BOISE, Idaho — The rematch is set.
For the second straight year and the third time in the last five, Eastern Washington and Montana will play for the Big Sky Tournament championship.
The No. 3 Eagles took a similar path to the finals this year as a season ago, beating a talented Montana State team this year just like they dispatched a veteran Portland State team a year ago in the quarterfinals. In the semifinals each of the last two seasons, Eastern took on a Southern Utah squad fresh off eliminating the No. 2 seed in the tournament.
In the final game Friday night at CenturyLink Arena, the Eagles got several Thunderbirds in foul trouble to build a 34-17 first-half lead, then surged down the stretch after SUU cut the gap to four points on the way to a 77-61 victory.
Junior post Mason Peatling continued his campaign for tournament MVP with a second straight strong effort. The southpaw Australian scored 20 points and grabbed seven rebounds to pace an Eastern attack that shot 47.4 percent from the floor. Jesse Hunt, Peatling’s Aussie front-court mate, scored nine points, grabbed 10 rebounds and dished out six assists as a team that started 1-9 is now 16-17 overall this season following their fifth straight victory.
“I don’t think any of our guys would have it any other way,” Peatling said when asked about the championship game rematch against Montana. “We played 30 minutes of great basketball last year in the final. And in the last 11 minutes, they took it to another level and we couldn’t match it.
“This year, we have a new team, new personnel and we are looking forward to taking them on tomorrow.”
A season ago, EWU had an 11-point halftime lead in the tournament championship game before the Grizzlies ratcheted up the intensity to an elite level. UM point guard switched on to EWU point forward Bogdan Bliznyuk, locking up the all-time leading scorer in the history of the league. Montana used high-level pressure to go on a 9-0 run in the first two minutes of the second half, then pulled away to punch a ticket to the Big Dance.
Just like last season, Eastern Washington beat Montana in Cheney. Just like last season, the Eagles took the No. 3 seed into the tournament and just like last season, EWU’s third NCAA Tournament bid in school history will come if they can beat the Grizzlies.
“They go small and me and Mason hopefully take advantage of that,” Hunt said. “They have been doing that the last few games and it’s been working for them. But it’s going to be tough for them to guard us. Last year, I got hurt in this game and I really wished I could’ve been out there with my guys.”
Southern Utah, this season’s No. 7 seed, dispatched of Idaho State in the first round just like a year ago. And just like last tournament, the athletic, versatile Thunderbirds used their spread offense and ability to peak in the post-season to dismantle the No. 2 seed. Last year, it was Victor Sanders and Idaho. This year, SUU ousted Big Sky MVP Jordan Davis and the No. 2 Northern Colorado Bears.
But just like last season, SUU looked out of gas in the first half against the Eagles. Dre Marin, Andre Adams and Harrison Butler all picked up early fouls, allowing the Eagles to double up the T-Birds late in the first stanza.
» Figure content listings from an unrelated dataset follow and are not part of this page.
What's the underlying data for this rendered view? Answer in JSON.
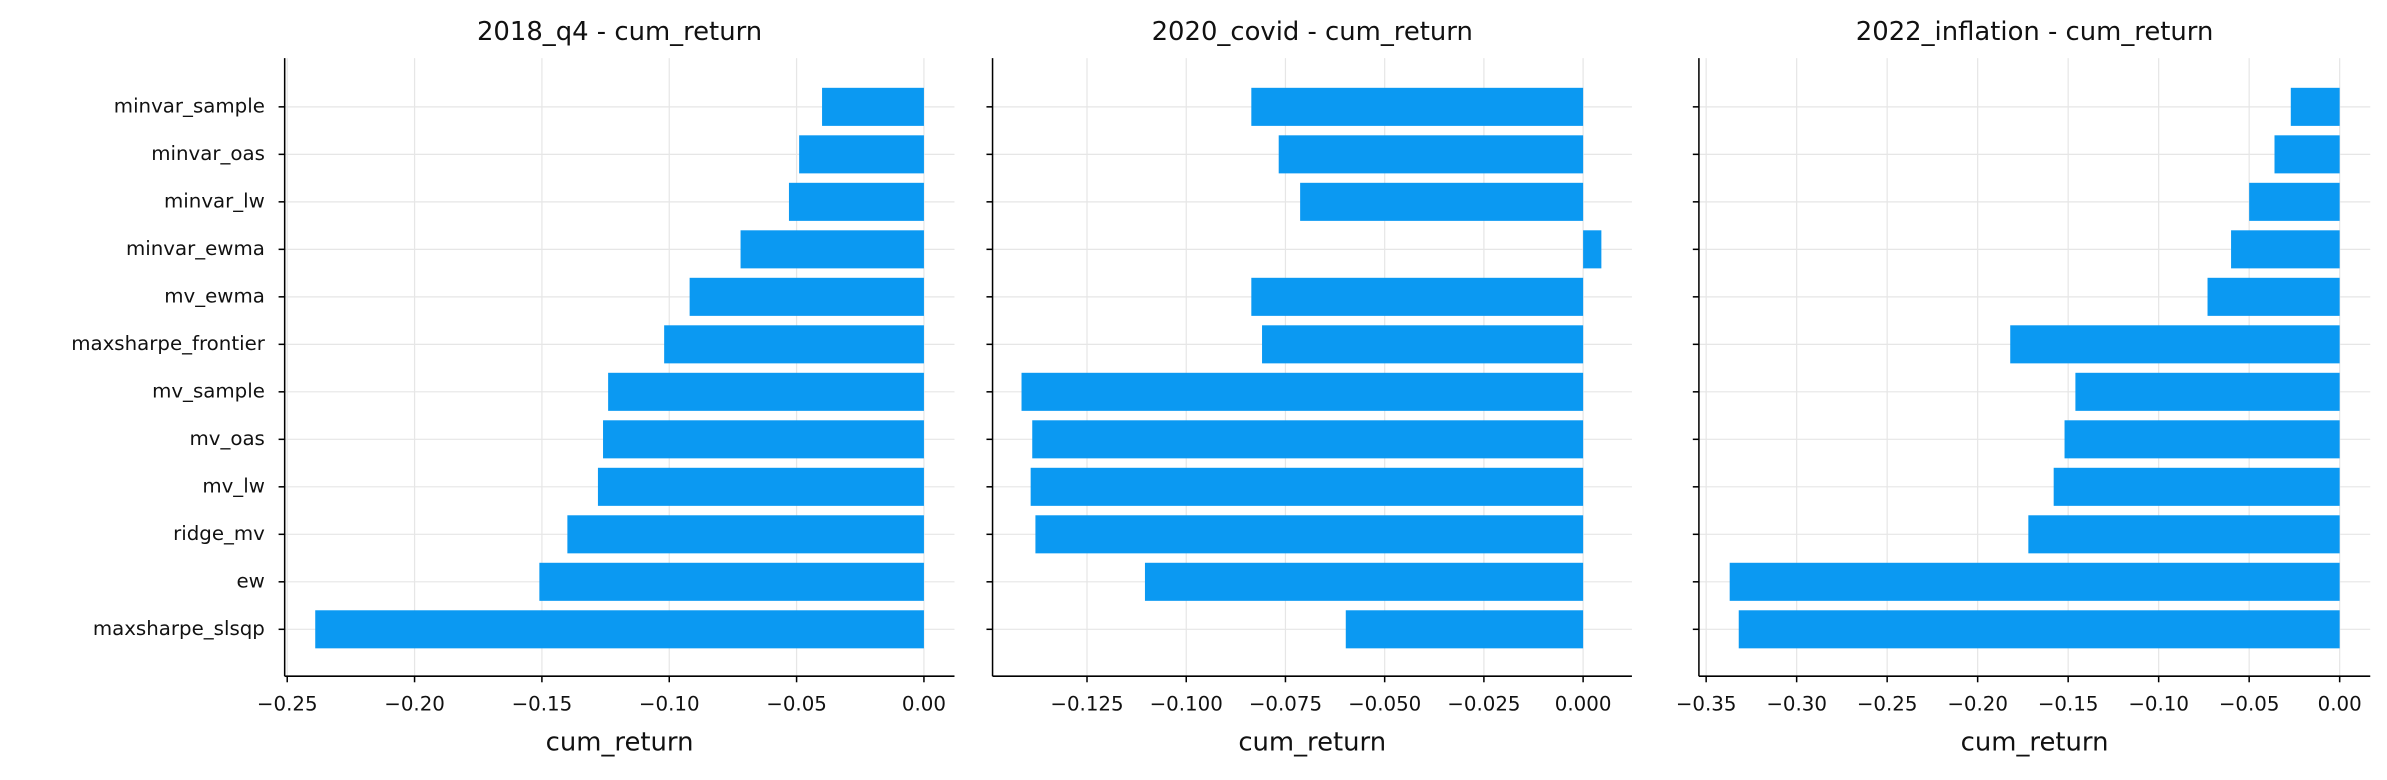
{
  "chart_data": [
    {
      "type": "barh",
      "title": "2018_q4 - cum_return",
      "xlabel": "cum_return",
      "color": "#0b99f2",
      "grid": true,
      "categories": [
        "minvar_sample",
        "minvar_oas",
        "minvar_lw",
        "minvar_ewma",
        "mv_ewma",
        "maxsharpe_frontier",
        "mv_sample",
        "mv_oas",
        "mv_lw",
        "ridge_mv",
        "ew",
        "maxsharpe_slsqp"
      ],
      "values": [
        -0.04,
        -0.049,
        -0.053,
        -0.072,
        -0.092,
        -0.102,
        -0.124,
        -0.126,
        -0.128,
        -0.14,
        -0.151,
        -0.239
      ],
      "xlim": [
        -0.251,
        0.012
      ],
      "xticks": [
        {
          "value": -0.25,
          "label": "−0.25"
        },
        {
          "value": -0.2,
          "label": "−0.20"
        },
        {
          "value": -0.15,
          "label": "−0.15"
        },
        {
          "value": -0.1,
          "label": "−0.10"
        },
        {
          "value": -0.05,
          "label": "−0.05"
        },
        {
          "value": 0,
          "label": "0.00"
        }
      ]
    },
    {
      "type": "barh",
      "title": "2020_covid - cum_return",
      "xlabel": "cum_return",
      "color": "#0b99f2",
      "grid": true,
      "values": [
        -0.0836,
        -0.0767,
        -0.0713,
        0.0046,
        -0.0836,
        -0.0809,
        -0.1415,
        -0.1388,
        -0.1392,
        -0.138,
        -0.1104,
        -0.0598
      ],
      "xlim": [
        -0.1488,
        0.0123
      ],
      "xticks": [
        {
          "value": -0.125,
          "label": "−0.125"
        },
        {
          "value": -0.1,
          "label": "−0.100"
        },
        {
          "value": -0.075,
          "label": "−0.075"
        },
        {
          "value": -0.05,
          "label": "−0.050"
        },
        {
          "value": -0.025,
          "label": "−0.025"
        },
        {
          "value": 0,
          "label": "0.000"
        }
      ]
    },
    {
      "type": "barh",
      "title": "2022_inflation - cum_return",
      "xlabel": "cum_return",
      "color": "#0b99f2",
      "grid": true,
      "values": [
        -0.027,
        -0.036,
        -0.05,
        -0.06,
        -0.073,
        -0.182,
        -0.146,
        -0.152,
        -0.158,
        -0.172,
        -0.337,
        -0.332
      ],
      "xlim": [
        -0.354,
        0.0169
      ],
      "xticks": [
        {
          "value": -0.35,
          "label": "−0.35"
        },
        {
          "value": -0.3,
          "label": "−0.30"
        },
        {
          "value": -0.25,
          "label": "−0.25"
        },
        {
          "value": -0.2,
          "label": "−0.20"
        },
        {
          "value": -0.15,
          "label": "−0.15"
        },
        {
          "value": -0.1,
          "label": "−0.10"
        },
        {
          "value": -0.05,
          "label": "−0.05"
        },
        {
          "value": 0,
          "label": "0.00"
        }
      ]
    }
  ]
}
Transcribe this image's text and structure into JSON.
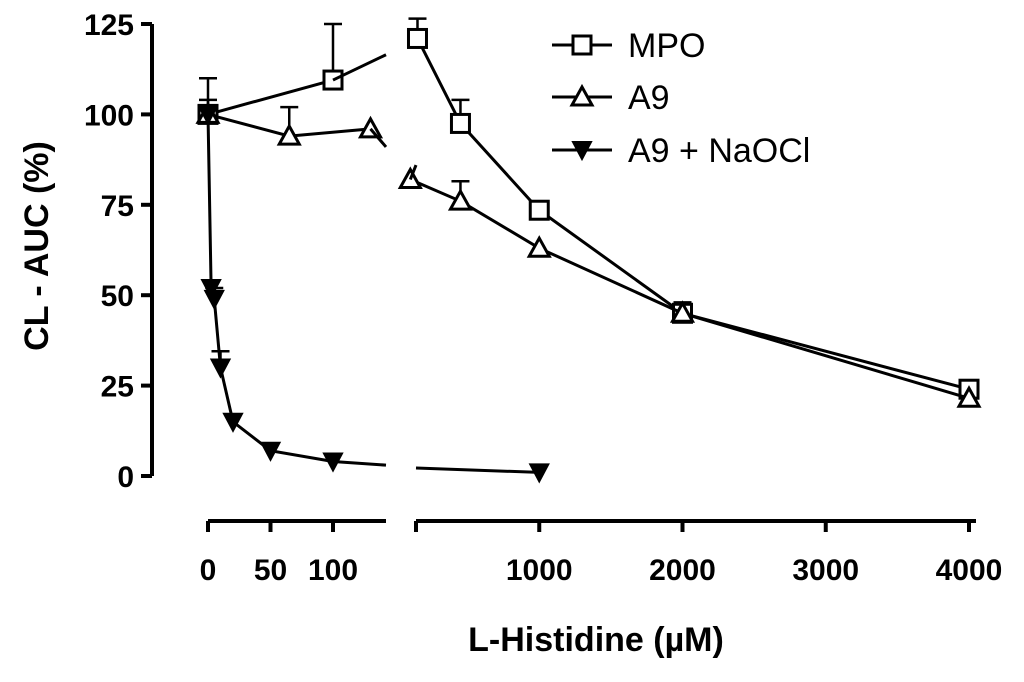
{
  "chart_data": {
    "type": "line",
    "ylabel": "CL - AUC (%)",
    "xlabel": "L-Histidine (µM)",
    "ylim": [
      0,
      125
    ],
    "yticks": [
      "0",
      "25",
      "50",
      "75",
      "100",
      "125"
    ],
    "x_axis_broken": true,
    "x_segments": [
      {
        "range": [
          0,
          150
        ],
        "ticks": [
          0,
          50,
          100
        ],
        "tick_labels": [
          "0",
          "50",
          "100"
        ]
      },
      {
        "range": [
          0,
          4000
        ],
        "ticks": [
          0,
          1000,
          2000,
          3000,
          4000
        ],
        "tick_labels": [
          "",
          "1000",
          "2000",
          "3000",
          "4000"
        ]
      }
    ],
    "legend_position": "top-right",
    "series": [
      {
        "name": "MPO",
        "marker": "open-square",
        "segment1": {
          "x": [
            0,
            100
          ],
          "y": [
            100,
            109.5
          ],
          "err": [
            4,
            15.5
          ]
        },
        "segment2": {
          "x": [
            150,
            450,
            1000,
            2000,
            4000
          ],
          "y": [
            121,
            97.5,
            73.5,
            45,
            24
          ],
          "err": [
            5.5,
            6.5,
            0,
            0,
            0
          ]
        }
      },
      {
        "name": "A9",
        "marker": "open-triangle",
        "segment1": {
          "x": [
            0,
            65,
            130
          ],
          "y": [
            100,
            94,
            96
          ],
          "err": [
            10,
            8,
            0
          ]
        },
        "segment2": {
          "x": [
            100,
            450,
            1000,
            2000,
            4000
          ],
          "y": [
            82,
            76,
            63,
            45,
            21.5
          ],
          "err": [
            0,
            5.5,
            0,
            3,
            0
          ]
        }
      },
      {
        "name": "A9 + NaOCl",
        "marker": "filled-triangle-down",
        "segment1": {
          "x": [
            0,
            2.5,
            5,
            10,
            20,
            50,
            100
          ],
          "y": [
            100,
            52,
            49,
            30,
            15,
            7,
            4
          ],
          "err": [
            0,
            0,
            3,
            4.5,
            0,
            0,
            0
          ]
        },
        "segment2": {
          "x": [
            1000
          ],
          "y": [
            1
          ],
          "err": [
            0
          ]
        }
      }
    ]
  }
}
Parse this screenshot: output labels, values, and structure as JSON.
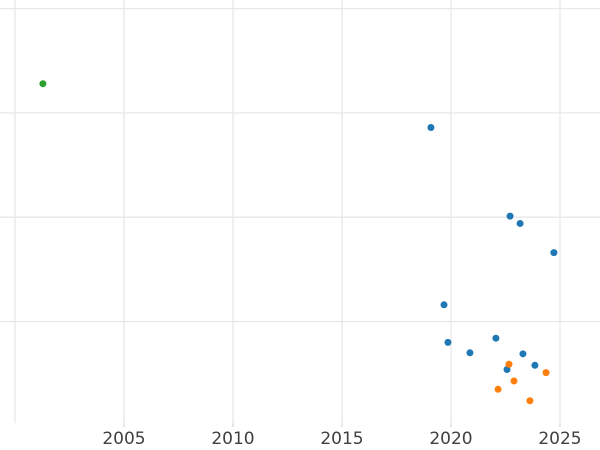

“We were one of 14 at the rim in the first half. We couldn’t quite squeeze one in,” SUU head coach Todd Simon said. “We just didn’t shoot very well. That’s a big part of the game.
“Playing three games in a row shows up when shots are short. I don’t think mentally they were fatigued. But maybe, that little extra oomf, it shows up sometimes. But our guys are pretty tough.”
Cameron Oluyitan, a former Boise State, scored 13 of his team-high 19 points after halftime. Jacob Calloway added 13 points. But SUU is best when they have four to five players in double figures. SUU hit 20 of its first 30 attempts from beyond the 3-point arc in this tournament. The Thunderbirds went 7-of-21 from deep on Friday night and shot 34.5 percent from the floor overall. No player had more than Butler’s six points aside from SUU’s two leading scorers.
“We came out and played well defensively, and that really propelled us in the first half,” Legans said. “In the second half they made some shots, but our guys kept the faith, kept the belief and kept the scout of keeping with the defensive game plan.”
Montana avenged its 78-71 loss in Cheney — the Big Sky moved to a 20-game schedule this season, meaning all 11 teams played the other 10 twice, home and away — with a 75-74 win in Missoula. In that game, UM senior Bobby Moorehead forced EWU leading scorer Jacob Davison into an errant game-winning attempt at the buzzer.
Davison, an all-conference selection, suffered what has amounted to a season-ending injury the following game. Montana senior center Jamar Akoh, a leading MVP candidate when he got hurt 11 games into the Big Sky slate, has also not returned.
“It’s going to be a different match-up,” Legans said. “They are really good and well-coached. Travis (DeCuire) took his team to first place and he does a great job with his team. They come out and play really hard for him.
“We are both going to be good defensive teams, but we have to make sure we don’t feed into that pressure. They are really good and it’s going to be a lot of fun for us to out there and show what he have.”